Nightlystroll · 02/02/2023 13:46

Linda Hunt won an Oscar for portraying a man. Does that make her an actor or an actress?

Hadalifeonce · 02/02/2023 13:46

I have definitely heard a woman refer to herself as an actress recently, probably personal preference

hungerganes · 02/02/2023 13:49

@Tangerinie France is quite chauvinistic though so I wouldn't be looking at them for anything equality.

ThreeLittleDots · 02/02/2023 13:54

I hadn’t realised waitress was going the same way - it wouldn’t occur to me not to use that. What are people saying instead? Server, like in America

Yes, server, but more commonly 'waiting staff'

Tangerinie · 02/02/2023 13:54

hungerganes · 02/02/2023 13:49

@Tangerinie France is quite chauvinistic though so I wouldn't be looking at them for anything equality.

Do you think? I wasn't looking to them for "anything equality", but I think that the French words are the origin of the words in English. This might explain why we have (used to have) actors and actresses but never doctors and doctoresses.
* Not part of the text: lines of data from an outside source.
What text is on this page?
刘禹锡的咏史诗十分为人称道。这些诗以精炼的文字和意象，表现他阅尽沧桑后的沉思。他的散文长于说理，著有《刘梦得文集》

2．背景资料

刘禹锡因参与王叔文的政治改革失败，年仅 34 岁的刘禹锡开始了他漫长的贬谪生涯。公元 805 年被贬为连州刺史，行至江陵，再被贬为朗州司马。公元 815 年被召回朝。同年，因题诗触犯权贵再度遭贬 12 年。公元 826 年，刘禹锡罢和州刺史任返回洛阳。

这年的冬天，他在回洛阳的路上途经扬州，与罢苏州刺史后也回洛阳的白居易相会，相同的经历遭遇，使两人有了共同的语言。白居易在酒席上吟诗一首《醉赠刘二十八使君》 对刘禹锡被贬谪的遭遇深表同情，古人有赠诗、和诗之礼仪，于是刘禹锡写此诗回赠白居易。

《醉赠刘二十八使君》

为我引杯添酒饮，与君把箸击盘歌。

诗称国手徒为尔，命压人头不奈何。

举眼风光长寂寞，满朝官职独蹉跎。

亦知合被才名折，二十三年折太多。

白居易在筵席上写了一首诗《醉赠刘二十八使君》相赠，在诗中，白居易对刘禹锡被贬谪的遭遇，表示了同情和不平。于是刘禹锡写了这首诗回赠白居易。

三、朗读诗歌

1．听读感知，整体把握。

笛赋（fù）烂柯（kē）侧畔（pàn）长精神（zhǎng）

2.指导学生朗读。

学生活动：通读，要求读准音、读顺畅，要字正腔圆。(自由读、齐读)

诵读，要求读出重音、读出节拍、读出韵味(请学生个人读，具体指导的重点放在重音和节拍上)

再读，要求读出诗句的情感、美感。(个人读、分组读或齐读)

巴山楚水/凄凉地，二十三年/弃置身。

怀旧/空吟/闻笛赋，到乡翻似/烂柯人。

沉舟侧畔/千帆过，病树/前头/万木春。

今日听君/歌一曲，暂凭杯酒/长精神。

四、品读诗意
Not (as I clearly said) that that makes a difference. Actor is the word most people use for either sex these days

CornflakesOnTheSolesOfHerShoes · 02/02/2023 14:05

But waiting staff doesn’t work when talking about an individual though?

Tangerinie · 02/02/2023 14:06

I think it's just waiter for either sex. My contract said "waiter" and I'm all woman baby

LindorDoubleChoc · 02/02/2023 14:12

Yes, it's a good thing imo.

All the female actors I know irl have been calling themselves actors for decades.